Je suis monté jusqu'aux quelques boutiques qui bordaient la plage. Il y en avait une qui vendait depuis des joujoux pour les petits jusqu'aux voiliers de bonne taille en passant par des costumes de bain pour les deux sexes. C'est là que j'achetai une tenue, de fine batiste, rose saumon.

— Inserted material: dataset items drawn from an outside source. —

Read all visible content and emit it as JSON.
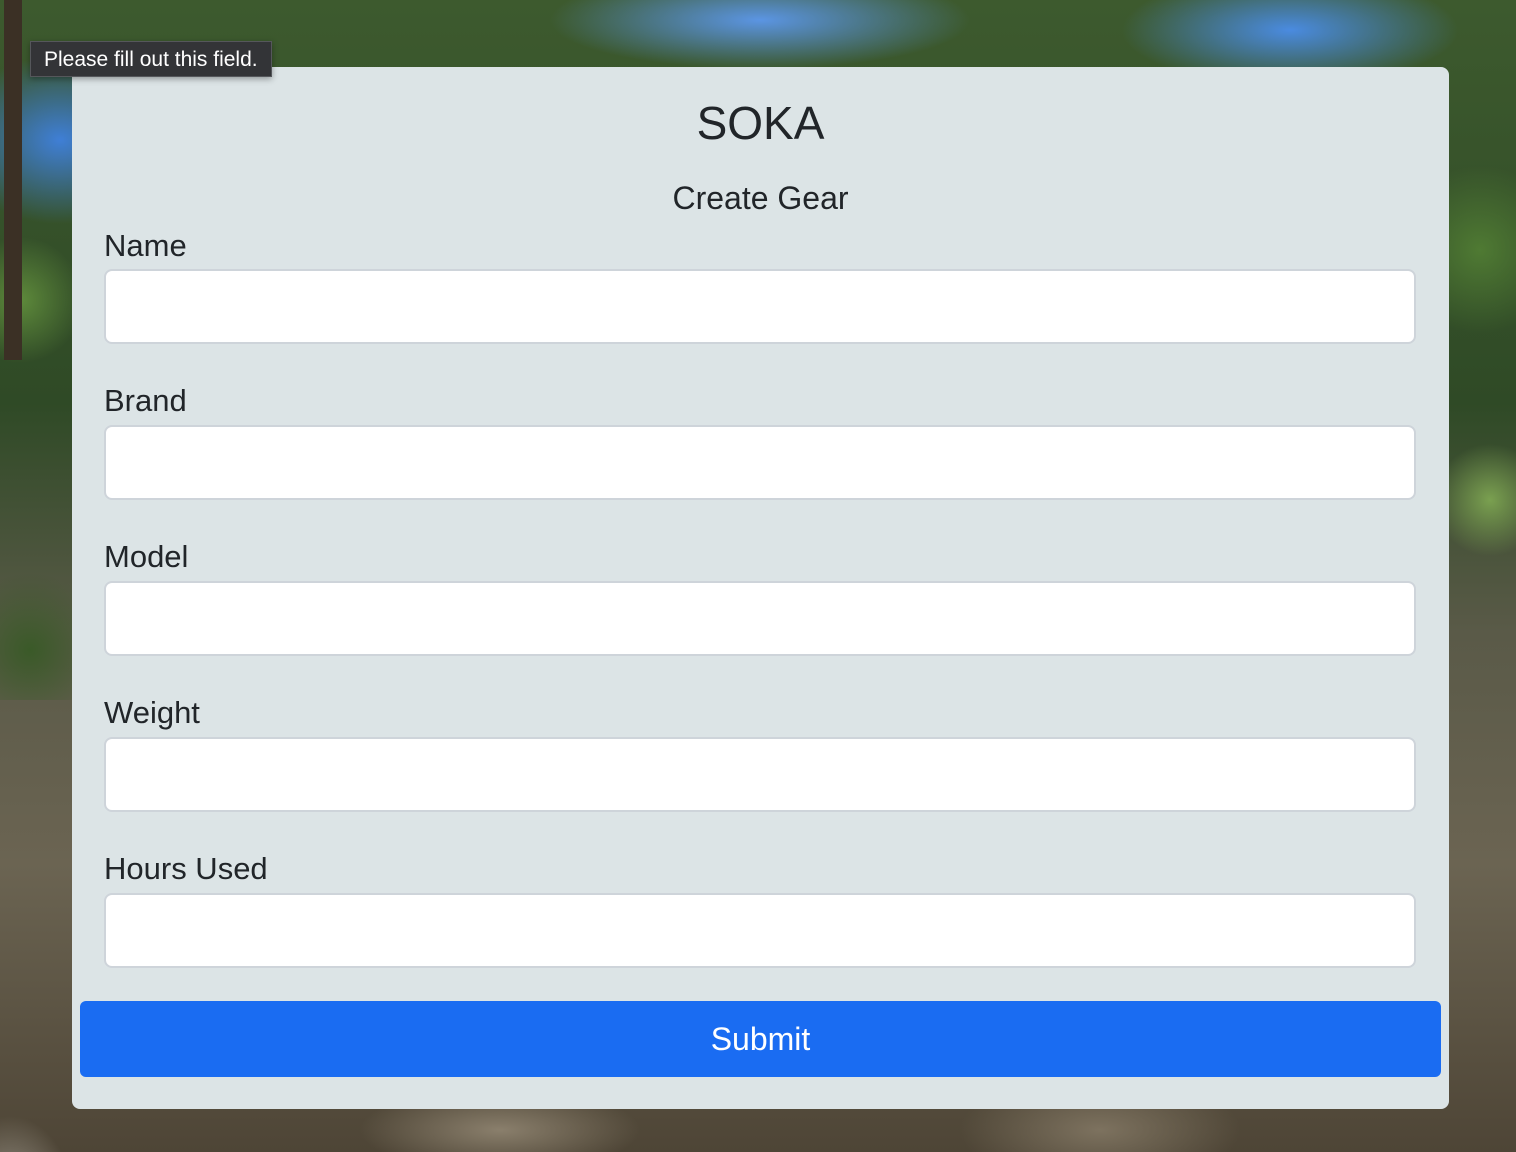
{
  "app": {
    "title": "SOKA",
    "subtitle": "Create Gear"
  },
  "tooltip": {
    "text": "Please fill out this field."
  },
  "form": {
    "fields": [
      {
        "label": "Name",
        "value": "",
        "placeholder": ""
      },
      {
        "label": "Brand",
        "value": "",
        "placeholder": ""
      },
      {
        "label": "Model",
        "value": "",
        "placeholder": ""
      },
      {
        "label": "Weight",
        "value": "",
        "placeholder": ""
      },
      {
        "label": "Hours Used",
        "value": "",
        "placeholder": ""
      }
    ],
    "submit_label": "Submit"
  },
  "colors": {
    "card_background": "#dce4e6",
    "submit_button": "#1a6cf2",
    "text": "#212529",
    "tooltip_background": "#333437"
  }
}
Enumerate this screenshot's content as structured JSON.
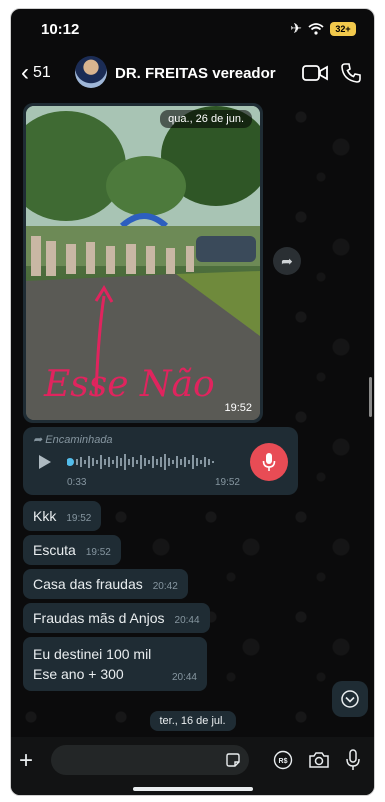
{
  "status_bar": {
    "time": "10:12",
    "battery": "32+"
  },
  "header": {
    "back_count": "51",
    "contact_name": "DR. FREITAS vereador"
  },
  "messages": {
    "image": {
      "date_label": "qua., 26 de jun.",
      "time": "19:52",
      "overlay_text": "Esse Não"
    },
    "audio": {
      "forwarded_label": "Encaminhada",
      "current": "0:33",
      "time": "19:52"
    },
    "texts": [
      {
        "text": "Kkk",
        "time": "19:52"
      },
      {
        "text": "Escuta",
        "time": "19:52"
      },
      {
        "text": "Casa das fraudas",
        "time": "20:42"
      },
      {
        "text": "Fraudas mãs d Anjos",
        "time": "20:44"
      },
      {
        "line1": "Eu destinei 100 mil",
        "line2": "Ese ano + 300",
        "time": "20:44"
      }
    ],
    "next_date": "ter., 16 de jul."
  },
  "input": {
    "placeholder": ""
  },
  "icons": {
    "back": "chevron-left-icon",
    "video": "video-icon",
    "call": "phone-icon",
    "share": "share-icon",
    "play": "play-icon",
    "mic": "microphone-icon",
    "plus": "plus-icon",
    "sticker": "sticker-icon",
    "payment": "rs-payment-icon",
    "camera": "camera-icon"
  },
  "colors": {
    "bubble": "#1f2c34",
    "background": "#0b0b0c",
    "mic_accent": "#e84c55",
    "text": "#e9edef",
    "meta": "#8696a0"
  }
}
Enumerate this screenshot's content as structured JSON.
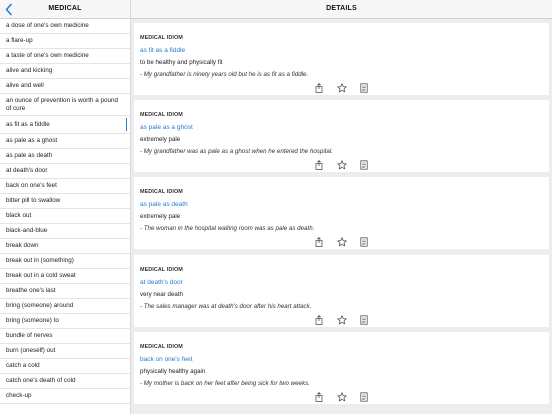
{
  "left_pane": {
    "title": "MEDICAL",
    "back_icon": "chevron-left-icon",
    "items": [
      {
        "label": "a dose of one's own medicine",
        "selected": false
      },
      {
        "label": "a flare-up",
        "selected": false
      },
      {
        "label": "a taste of one's own medicine",
        "selected": false
      },
      {
        "label": "alive and kicking",
        "selected": false
      },
      {
        "label": "alive and well",
        "selected": false
      },
      {
        "label": "an ounce of prevention is worth a pound of cure",
        "selected": false
      },
      {
        "label": "as fit as a fiddle",
        "selected": true
      },
      {
        "label": "as pale as a ghost",
        "selected": false
      },
      {
        "label": "as pale as death",
        "selected": false
      },
      {
        "label": "at death's door",
        "selected": false
      },
      {
        "label": "back on one's feet",
        "selected": false
      },
      {
        "label": "bitter pill to swallow",
        "selected": false
      },
      {
        "label": "black out",
        "selected": false
      },
      {
        "label": "black-and-blue",
        "selected": false
      },
      {
        "label": "break down",
        "selected": false
      },
      {
        "label": "break out in (something)",
        "selected": false
      },
      {
        "label": "break out in a cold sweat",
        "selected": false
      },
      {
        "label": "breathe one's last",
        "selected": false
      },
      {
        "label": "bring (someone) around",
        "selected": false
      },
      {
        "label": "bring (someone) to",
        "selected": false
      },
      {
        "label": "bundle of nerves",
        "selected": false
      },
      {
        "label": "burn (oneself) out",
        "selected": false
      },
      {
        "label": "catch a cold",
        "selected": false
      },
      {
        "label": "catch one's death of cold",
        "selected": false
      },
      {
        "label": "check-up",
        "selected": false
      }
    ]
  },
  "right_pane": {
    "title": "DETAILS",
    "cards": [
      {
        "type": "MEDICAL IDIOM",
        "term": "as fit as a fiddle",
        "definition": "to be healthy and physically fit",
        "example": "- My grandfather is ninety years old but he is as fit as a fiddle."
      },
      {
        "type": "MEDICAL IDIOM",
        "term": "as pale as a ghost",
        "definition": "extremely pale",
        "example": "- My grandfather was as pale as a ghost when he entered the hospital."
      },
      {
        "type": "MEDICAL IDIOM",
        "term": "as pale as death",
        "definition": "extremely pale",
        "example": "- The woman in the hospital waiting room was as pale as death."
      },
      {
        "type": "MEDICAL IDIOM",
        "term": "at death's door",
        "definition": "very near death",
        "example": "- The sales manager was at death's door after his heart attack."
      },
      {
        "type": "MEDICAL IDIOM",
        "term": "back on one's feet",
        "definition": "physically healthy again",
        "example": "- My mother is back on her feet after being sick for two weeks."
      }
    ],
    "card_action_icons": [
      "share-icon",
      "star-icon",
      "notes-icon"
    ]
  },
  "colors": {
    "accent": "#2a7bd3",
    "pane_background": "#ededef",
    "header_background": "#f7f7f8"
  }
}
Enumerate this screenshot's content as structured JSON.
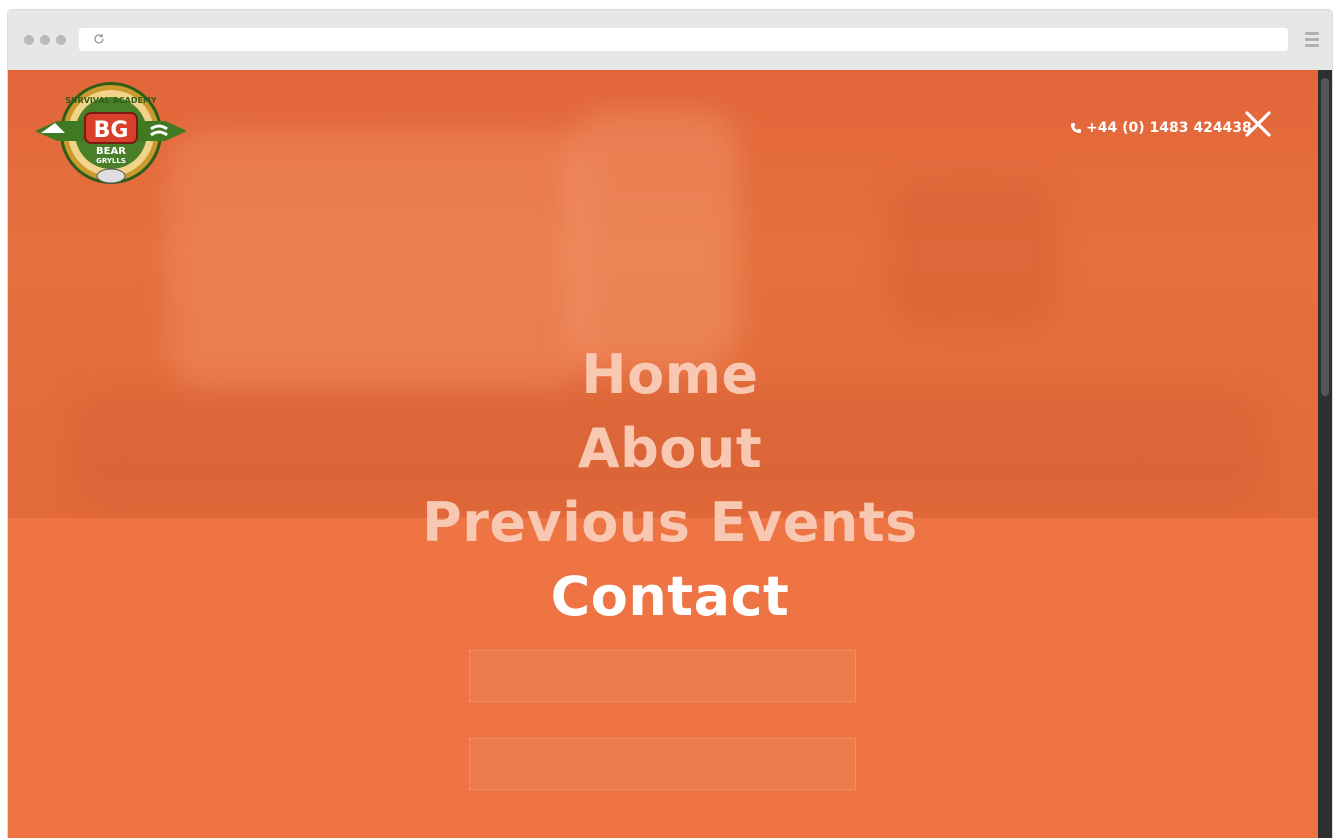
{
  "brand": {
    "logo_top_text": "SURVIVAL ACADEMY",
    "logo_monogram": "BG",
    "logo_name_line1": "BEAR",
    "logo_name_line2": "GRYLLS"
  },
  "header": {
    "phone": "+44 (0) 1483 424438"
  },
  "nav": {
    "items": [
      {
        "label": "Home"
      },
      {
        "label": "About"
      },
      {
        "label": "Previous Events"
      },
      {
        "label": "Contact"
      }
    ]
  },
  "colors": {
    "overlay": "#ef7c4d",
    "nav_inactive": "#f8c8b3",
    "nav_active": "#ffffff",
    "logo_green": "#3f7a22",
    "logo_red": "#d8402b"
  },
  "icons": {
    "reload": "reload-icon",
    "menu": "hamburger-menu-icon",
    "phone": "phone-icon",
    "close": "close-icon"
  }
}
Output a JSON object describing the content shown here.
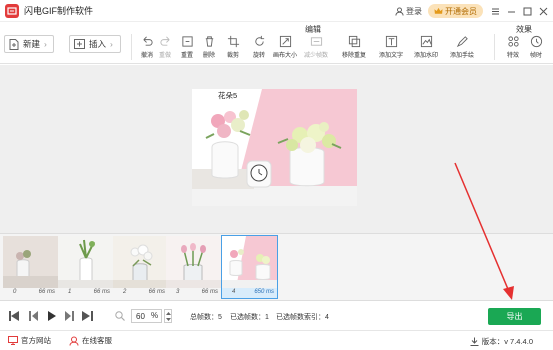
{
  "app": {
    "title": "闪电GIF制作软件",
    "login": "登录",
    "member": "开通会员"
  },
  "toolbar": {
    "new_label": "新建",
    "insert_label": "插入",
    "edit_group": "编辑",
    "effect_group": "效果",
    "tools": [
      {
        "label": "撤消",
        "icon": "undo-icon",
        "disabled": false
      },
      {
        "label": "重做",
        "icon": "redo-icon",
        "disabled": true
      },
      {
        "label": "重置",
        "icon": "reset-icon",
        "disabled": false
      },
      {
        "label": "删除",
        "icon": "delete-icon",
        "disabled": false
      },
      {
        "label": "裁剪",
        "icon": "crop-icon",
        "disabled": false
      },
      {
        "label": "旋转",
        "icon": "rotate-icon",
        "disabled": false
      },
      {
        "label": "画布大小",
        "icon": "canvas-size-icon",
        "disabled": false
      },
      {
        "label": "减少帧数",
        "icon": "reduce-frames-icon",
        "disabled": true
      },
      {
        "label": "移除重复",
        "icon": "remove-duplicates-icon",
        "disabled": false
      },
      {
        "label": "添加文字",
        "icon": "add-text-icon",
        "disabled": false
      },
      {
        "label": "添加水印",
        "icon": "add-watermark-icon",
        "disabled": false
      },
      {
        "label": "添加手绘",
        "icon": "add-drawing-icon",
        "disabled": false
      },
      {
        "label": "特效",
        "icon": "effects-icon",
        "disabled": false
      },
      {
        "label": "帧时",
        "icon": "frame-time-icon",
        "disabled": false
      }
    ]
  },
  "preview": {
    "frame_label": "花朵5"
  },
  "frames": [
    {
      "index": "0",
      "time": "66 ms"
    },
    {
      "index": "1",
      "time": "66 ms"
    },
    {
      "index": "2",
      "time": "66 ms"
    },
    {
      "index": "3",
      "time": "66 ms"
    },
    {
      "index": "4",
      "time": "650 ms"
    }
  ],
  "controls": {
    "zoom": "60",
    "zoom_unit": "%",
    "total_frames_label": "总帧数：",
    "total_frames": "5",
    "selected_frames_label": "已选帧数：",
    "selected_frames": "1",
    "selected_index_label": "已选帧数索引：",
    "selected_index": "4",
    "export_label": "导出"
  },
  "footer": {
    "website": "官方网站",
    "support": "在线客服",
    "version": "版本：v 7.4.4.0"
  },
  "colors": {
    "brand": "#e23b3b",
    "export": "#1aa854",
    "selection": "#4aa0e6",
    "annotation": "#e53030"
  }
}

— Qu'est-ce que tu es vieux jeu ! a-t-elle raillé en voyant que mon achat la couvrait de la tête aux pieds. Ne sais-tu donc pas que la mode est aux costumes de bain serrés qui découvrent bras et mollets ?
Main dans la main, nous avons couru vers les vagues d'écume, moi en caleçon blanc, elle dans sa tenue saumon et nous nous sommes baignés longuement, entre jeux et baisers. Le soleil couchant dorait les eaux et allongeait nos ombres sur le sable. La lumière prenait des teintes roses et mauves et pour la première fois, j'ai compris le nom de la plage. Mais de toutes les surprises de ce jour miraculeux, celle qui reste gravée à jamais dans mon esprit, c'est Mathilde sortant de l'eau, telle une nymphe océanique, sa tenue de bain rose trempée collée à la peau, plus indécente que si elle était nue.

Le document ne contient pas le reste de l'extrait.